For a basic_string_view named str, pointers, iterators, and references to elements of str are invalidated when an operation invalidates a pointer in the range [str.data(), str.data() + str.size()).

A typical implementation holds only two members: a pointer to constant CharT and a size.

Slices in Rust are a generalization of this concept. For example, you can have a &[u32] or &[(f32, f32)] with the same properties but without requiring CharT. I love the clarity of the docs regarding slices and how you can use them, take a look:

Slices are either mutable or shared. The shared slice type is &[T], while the mutable slice type is &mut [T], where T represents the element type.

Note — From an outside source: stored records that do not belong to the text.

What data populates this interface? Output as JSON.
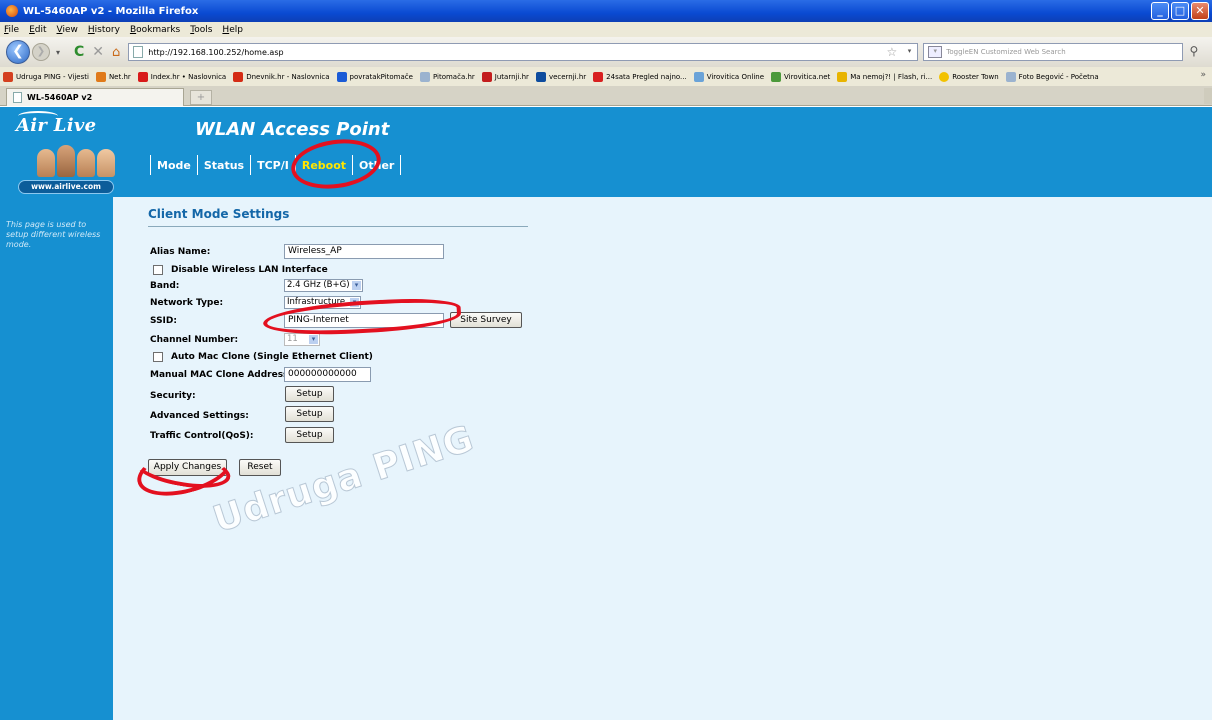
{
  "window": {
    "title": "WL-5460AP v2 - Mozilla Firefox"
  },
  "menu": [
    "File",
    "Edit",
    "View",
    "History",
    "Bookmarks",
    "Tools",
    "Help"
  ],
  "navbar": {
    "url": "http://192.168.100.252/home.asp",
    "search_placeholder": "ToggleEN Customized Web Search"
  },
  "bookmarks": [
    {
      "label": "Udruga PING - Vijesti",
      "color": "#d4401f"
    },
    {
      "label": "Net.hr",
      "color": "#e07a1a"
    },
    {
      "label": "Index.hr • Naslovnica",
      "color": "#d81a1a"
    },
    {
      "label": "Dnevnik.hr - Naslovnica",
      "color": "#d42b14"
    },
    {
      "label": "povratakPitomače",
      "color": "#1b5bd6"
    },
    {
      "label": "Pitomača.hr",
      "color": "#9bb3cf"
    },
    {
      "label": "Jutarnji.hr",
      "color": "#c31d1d"
    },
    {
      "label": "vecernji.hr",
      "color": "#0e4c9e"
    },
    {
      "label": "24sata Pregled najno...",
      "color": "#d82020"
    },
    {
      "label": "Virovitica Online",
      "color": "#6aa3d8"
    },
    {
      "label": "Virovitica.net",
      "color": "#4c9a3b"
    },
    {
      "label": "Ma nemoj?! | Flash, ri...",
      "color": "#e8b400"
    },
    {
      "label": "Rooster Town",
      "color": "#f2c200"
    },
    {
      "label": "Foto Begović - Početna",
      "color": "#9bb3cf"
    }
  ],
  "tab": {
    "label": "WL-5460AP v2"
  },
  "header": {
    "brand": "Air Live",
    "website": "www.airlive.com",
    "title": "WLAN Access Point",
    "tabs": [
      "Mode",
      "Status",
      "TCP/I",
      "Reboot",
      "Other"
    ]
  },
  "sidebar": {
    "text": "This page is used to setup different wireless mode."
  },
  "form": {
    "title": "Client Mode Settings",
    "alias_label": "Alias Name:",
    "alias_value": "Wireless_AP",
    "disable_wlan_label": "Disable Wireless LAN Interface",
    "band_label": "Band:",
    "band_value": "2.4 GHz (B+G)",
    "network_type_label": "Network Type:",
    "network_type_value": "Infrastructure",
    "ssid_label": "SSID:",
    "ssid_value": "PING-Internet",
    "site_survey": "Site Survey",
    "channel_label": "Channel Number:",
    "channel_value": "11",
    "auto_mac_label": "Auto Mac Clone (Single Ethernet Client)",
    "manual_mac_label": "Manual MAC Clone Address:",
    "manual_mac_value": "000000000000",
    "security_label": "Security:",
    "advanced_label": "Advanced Settings:",
    "traffic_label": "Traffic Control(QoS):",
    "setup_label": "Setup",
    "apply_label": "Apply Changes",
    "reset_label": "Reset"
  },
  "watermark": "Udruga PING"
}
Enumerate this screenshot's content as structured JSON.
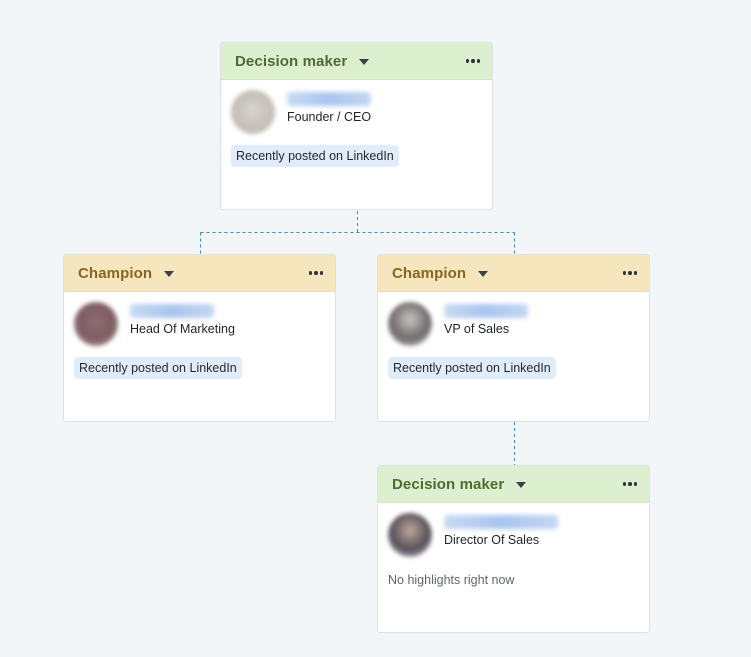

I think it's really smart to not use a { mutable, immutable } x { unique, shared } product of options if you don't like two of the resulting four options. We either need them to be mutable (and uniquely owned) or shared (and immutable), and that's what we do here.

The type str is a string slice, it's a primitive string type, but we don't see it by itself very often. String literals are typed by definition as &'static str - the lifetime annotation describes that it can survive the static lifetime of the program. Rust defaults to string slices being valid UTF-8, and it's actually an undefined behavior to have a string slice not be valid UTF-8 (there's a lot of functions dealing with this!).

String literals are shared, though, so we can conclude one thing about them right away: they'll be immutable!

let my_string = "hello" + " world!";
//              ------- ^ --------- &str
//              |       |
//              |       `+` cannot be used to concatenate
//              |       two `&str` strings
//              &str

This might seem very unfriendly, coming from many languages, but sugar is bad for the teeth, and ownership is at the core of the Rust language - it's more important to explicitly understand what's shared and thus immutable than to make it easier to write a simple expression in an even simpler way. What do you do when you want to concat two strings, then?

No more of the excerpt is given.